I chose a fold-layer knee-length dress with abstract floral patterns of black, white, grey and splashes of red. Then it came time to choose the shoes. You would think that someone with as many pairs of shoes as I have, would own something appropriate to wear to a funeral. Nope. Not me. (Note to self: Go shopping!) But as I had no time to go to the nearest shoe store, I had to settle with the only shoes that matched the dress – black peep toe high heels. Normally I love these shoes – my Pre-Louboutins, as I like to think of them, and the way they showed off my cherry red toe-nail polish was perfect. For any other circumstance than a funeral, that is! I kept thinking, worrying, are cherry red toe revealing high heeled peep toe shoes appropriate?! Even though my mother repeatedly assured me that they were fine, I did feel a little ‘skaam’ walking into the church.

Skaam, and horribly shallow. How could I be so concerned with my dress and shoes and the colour of my toe-nail polish at a funeral? I told myself to suck it up and get over myself.

But then two things happened. The main speaker, while eulogizing Uncle Neil’s life, got to the part where he was, in his younger years, and long, long before I knew him, apparently famed to have always said of himself what a ‘snappy’ dresser he was – always making sure to be current and up to date with his wardrobe. That made me happy.

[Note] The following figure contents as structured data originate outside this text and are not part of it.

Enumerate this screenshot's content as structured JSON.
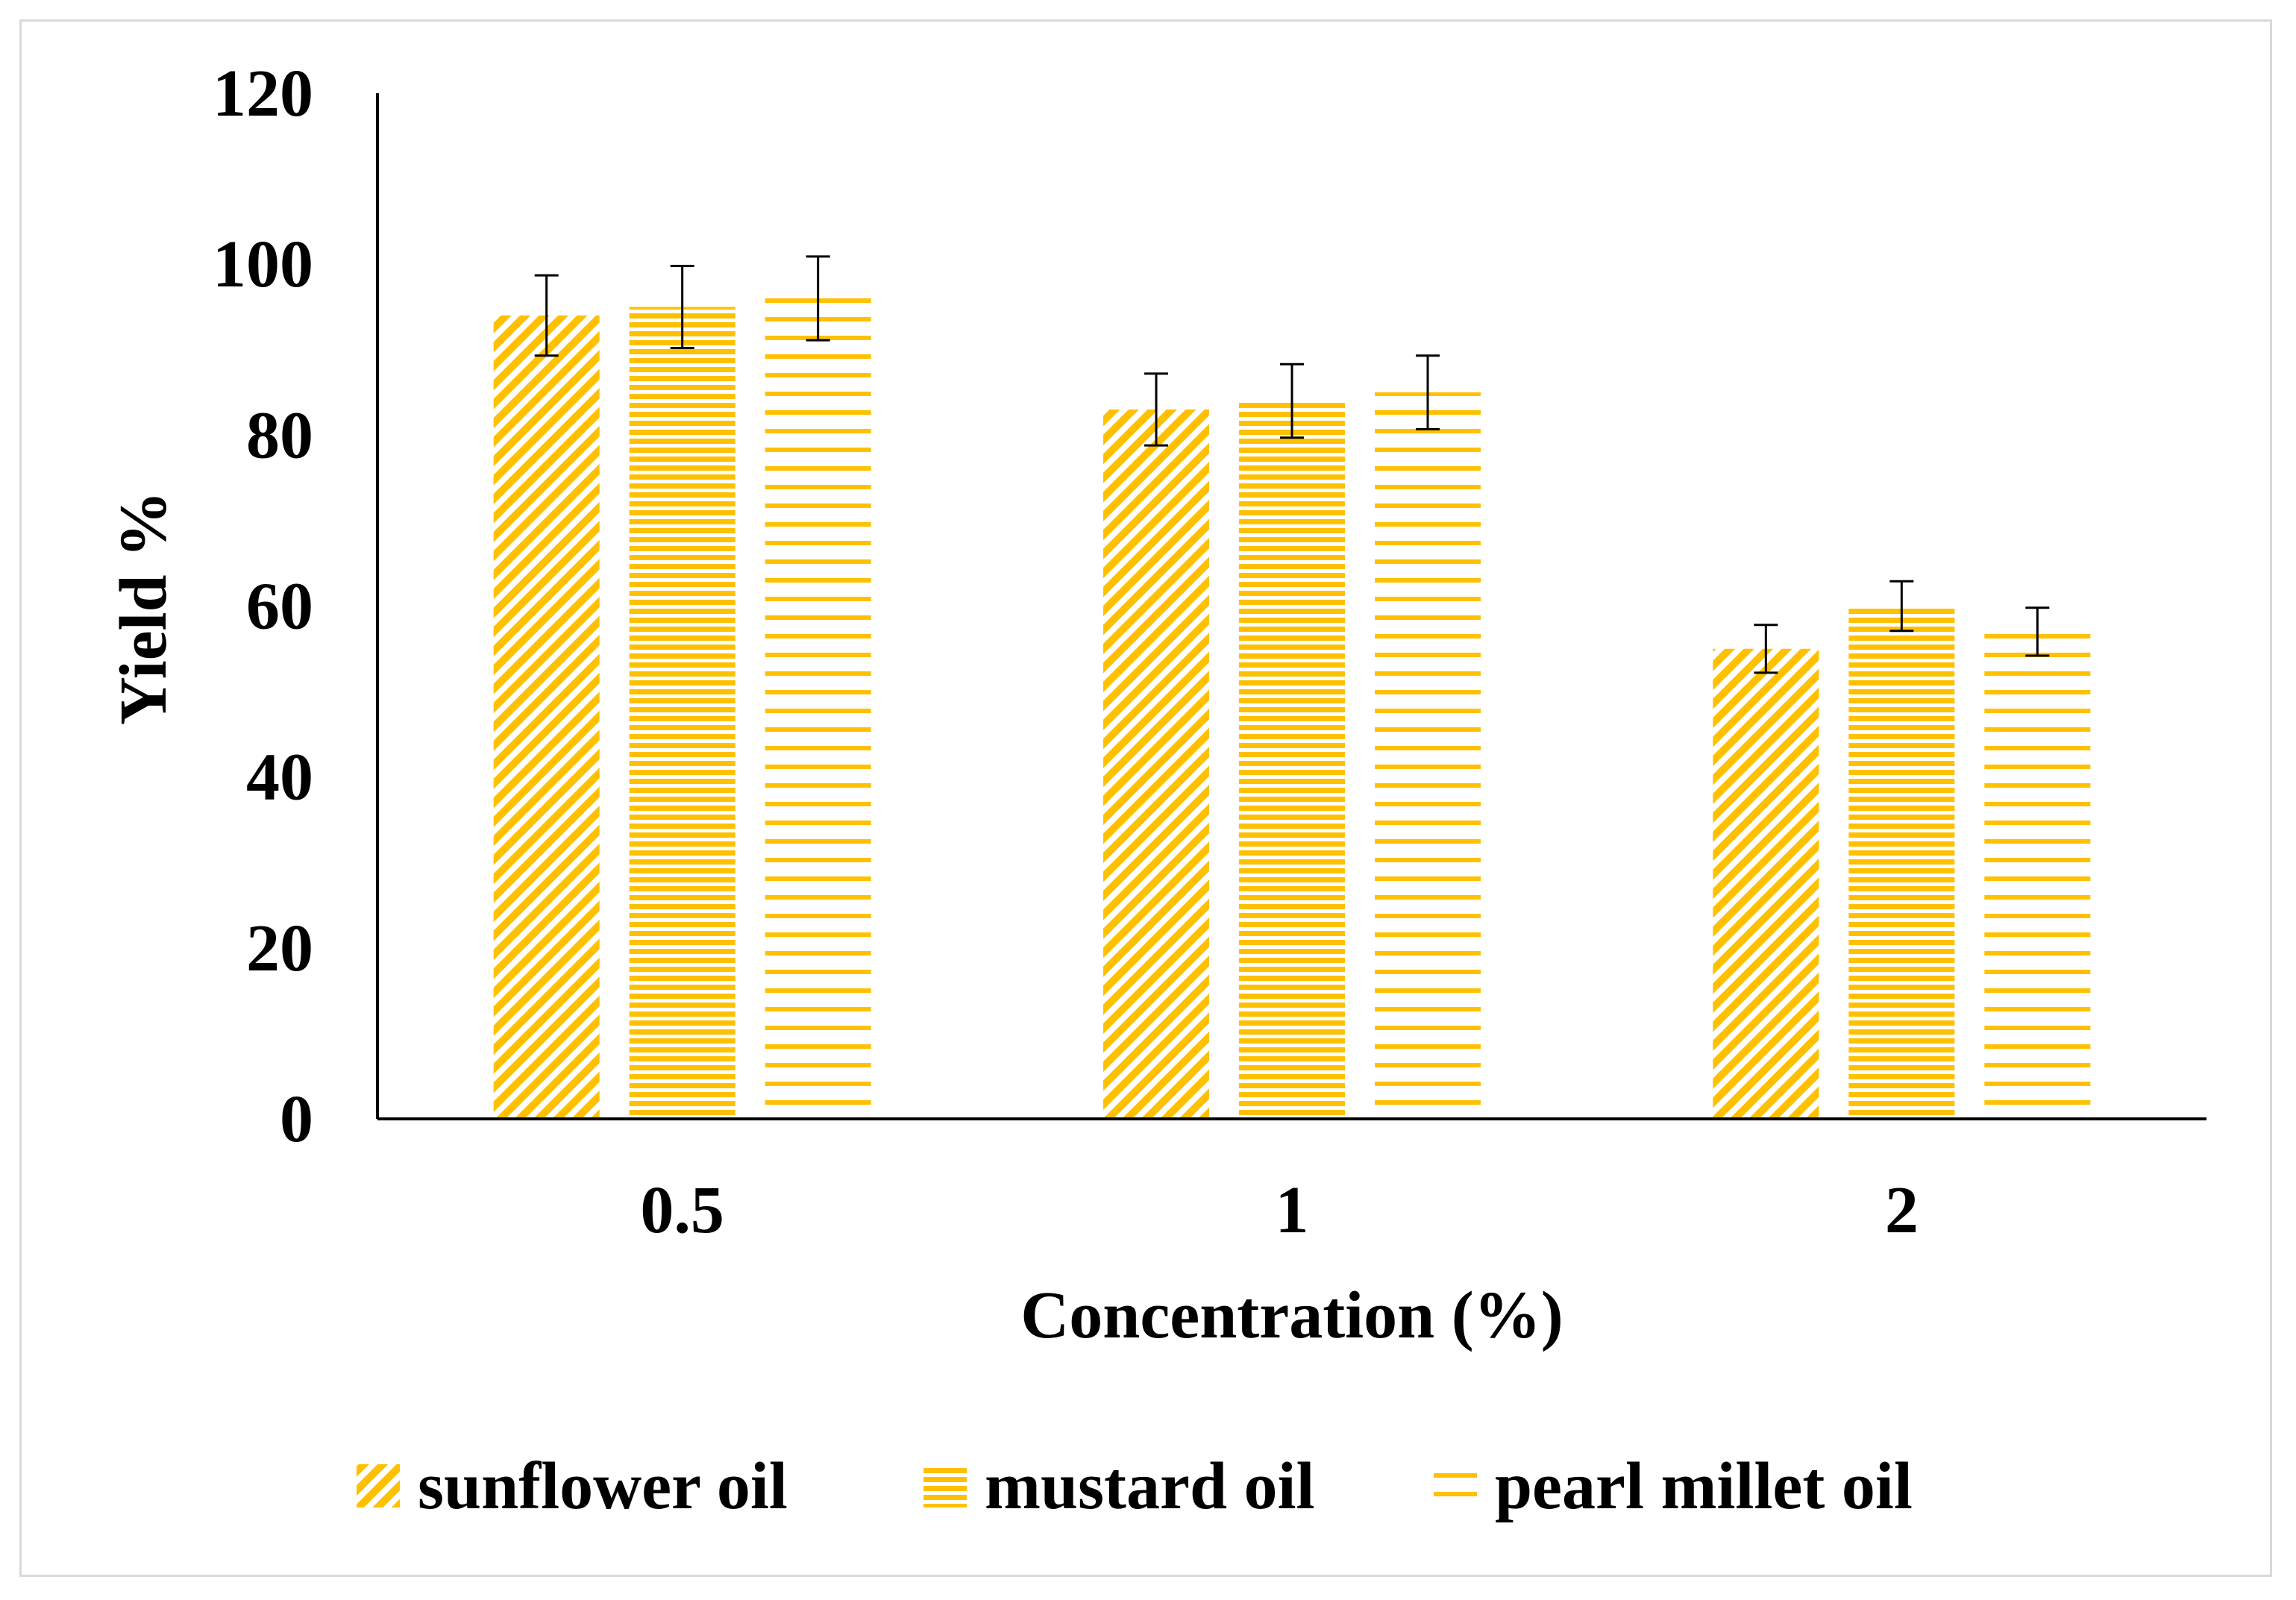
{
  "chart_data": {
    "type": "bar",
    "categories": [
      "0.5",
      "1",
      "2"
    ],
    "series": [
      {
        "name": "sunflower oil",
        "values": [
          94,
          83,
          55
        ],
        "errors": [
          4.7,
          4.2,
          2.8
        ],
        "pattern": "diagonal"
      },
      {
        "name": "mustard oil",
        "values": [
          95,
          84,
          60
        ],
        "errors": [
          4.8,
          4.3,
          2.9
        ],
        "pattern": "dense-horizontal"
      },
      {
        "name": "pearl millet oil",
        "values": [
          96,
          85,
          57
        ],
        "errors": [
          4.9,
          4.3,
          2.8
        ],
        "pattern": "wide-horizontal"
      }
    ],
    "title": "",
    "xlabel": "Concentration (%)",
    "ylabel": "Yield %",
    "ylim": [
      0,
      120
    ],
    "yticks": [
      "0",
      "20",
      "40",
      "60",
      "80",
      "100",
      "120"
    ],
    "grid": false,
    "legend_position": "bottom",
    "colors": {
      "bar": "#FFC000",
      "axis": "#000000",
      "error_bar": "#000000"
    }
  }
}
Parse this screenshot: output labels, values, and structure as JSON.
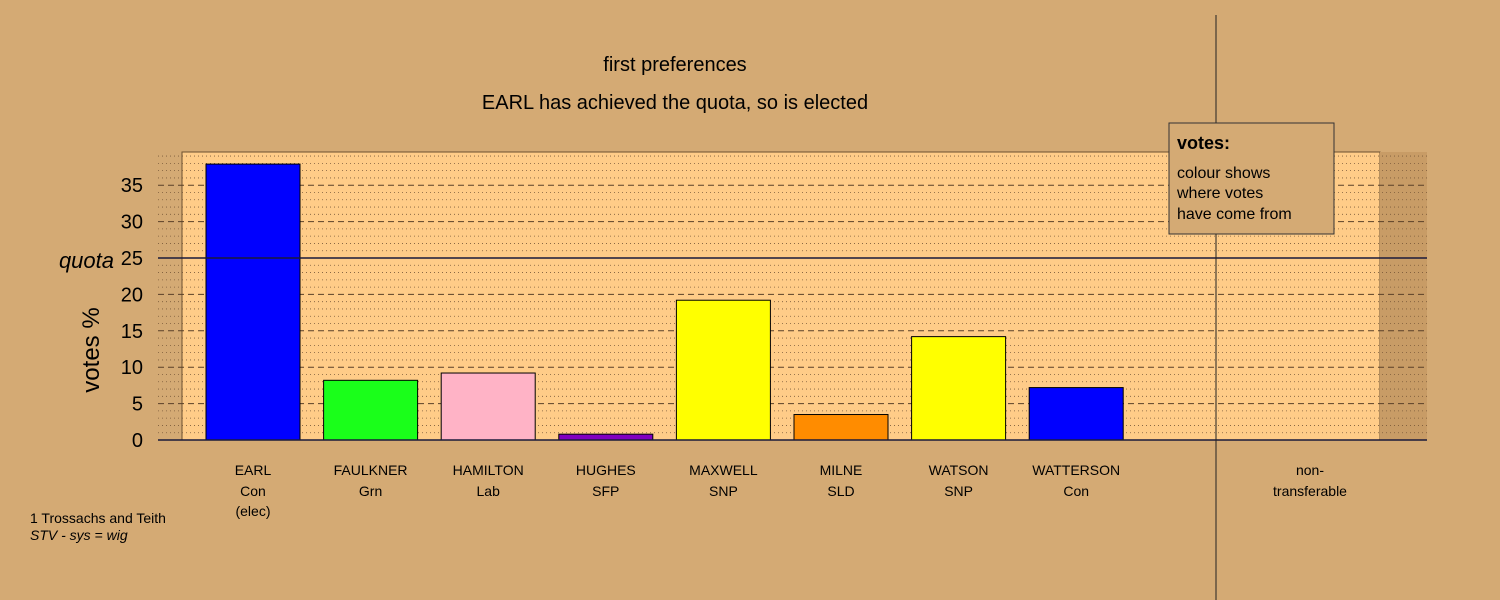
{
  "chart_data": {
    "type": "bar",
    "title": "first preferences",
    "subtitle": "EARL has achieved the quota, so is elected",
    "ylabel": "votes %",
    "ylim": [
      0,
      40
    ],
    "yticks": [
      0,
      5,
      10,
      15,
      20,
      25,
      30,
      35
    ],
    "quota": 25,
    "quota_label": "quota",
    "categories": [
      {
        "name": "EARL",
        "party": "Con",
        "note": "(elec)",
        "value": 37.9,
        "color": "#0000ff"
      },
      {
        "name": "FAULKNER",
        "party": "Grn",
        "note": "",
        "value": 8.2,
        "color": "#1aff1a"
      },
      {
        "name": "HAMILTON",
        "party": "Lab",
        "note": "",
        "value": 9.2,
        "color": "#ffb3c6"
      },
      {
        "name": "HUGHES",
        "party": "SFP",
        "note": "",
        "value": 0.8,
        "color": "#8000c0"
      },
      {
        "name": "MAXWELL",
        "party": "SNP",
        "note": "",
        "value": 19.2,
        "color": "#ffff00"
      },
      {
        "name": "MILNE",
        "party": "SLD",
        "note": "",
        "value": 3.5,
        "color": "#ff8c00"
      },
      {
        "name": "WATSON",
        "party": "SNP",
        "note": "",
        "value": 14.2,
        "color": "#ffff00"
      },
      {
        "name": "WATTERSON",
        "party": "Con",
        "note": "",
        "value": 7.2,
        "color": "#0000ff"
      }
    ],
    "nontransferable": {
      "label1": "non-",
      "label2": "transferable",
      "value": 0
    },
    "legend": {
      "title": "votes:",
      "lines": [
        "colour shows",
        "where votes",
        "have come from"
      ],
      "placement": "top-right"
    },
    "grid": true
  },
  "footer": {
    "line1": "1 Trossachs and Teith",
    "line2": "STV - sys = wig"
  },
  "colors": {
    "background": "#d4aa74",
    "plot_background": "#ffcc88"
  }
}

A part of him I never even knew about, and here I am concerned about my attire being appropriate or not for his funeral. Suddenly, I felt that perhaps my moment in front of the wardrobe was a connection to him, a thread of the unspoken, a strange way of saying goodbye in a language he understood.

But then just as I was patting myself on the back for not being a calloused, materialistic philistine after all, I spotted the back of a man’s head sitting 2 rows in front of me. We’ll call him SL. Another ghost from my past – SL once told me in my teens that, and I quote, ‘A girl who wears jeans and boots is asking for ONE thing…’ Jeans and combat boots made up about 95% of my teen-age uniform, and at the time I had been highly confused at his criticisms as I was a late bloomer and certainly did not have that on my mind at all! It is a comment that has plagued me ever since, but I have come to adult terms with it, that it said a lot more about SL than it did about me (and without being too judgey or pointing fingers, maybe go read my sister’s take on the recent Blurred Lines debate and other posts on rape culture to put it all in perspective…)(OK a bit judgey).

So there I sat, in all my cherry-red-tipped-peep-toed glory, and I think Uncle Neil must have had a good giggle looking down from heaven as the proceedings came to an end, we sang the last hymn, and I made the quickest break out of there possible so as not to be seen by SL! I can just imagine what he would say had he seen my shoes (the word harlot comes to mind…).

Wardrobe bonds and potential catastrophe’s aside, I am so glad that I got to go to Uncle Neil’s final good bye. I learnt so much more about him, remembered everything I once knew about him and felt a stronger connection to him in my now no-longer-a-bratty-kid self, peep-toes and all. I only wish I had got to know him more when he was still here.

Good bye Uncle Neil. You have left your legacy in my memories, and in my writing – and for that I thank you. Say hello to Granny for me, and I hope you two have great fun discussing books in heaven!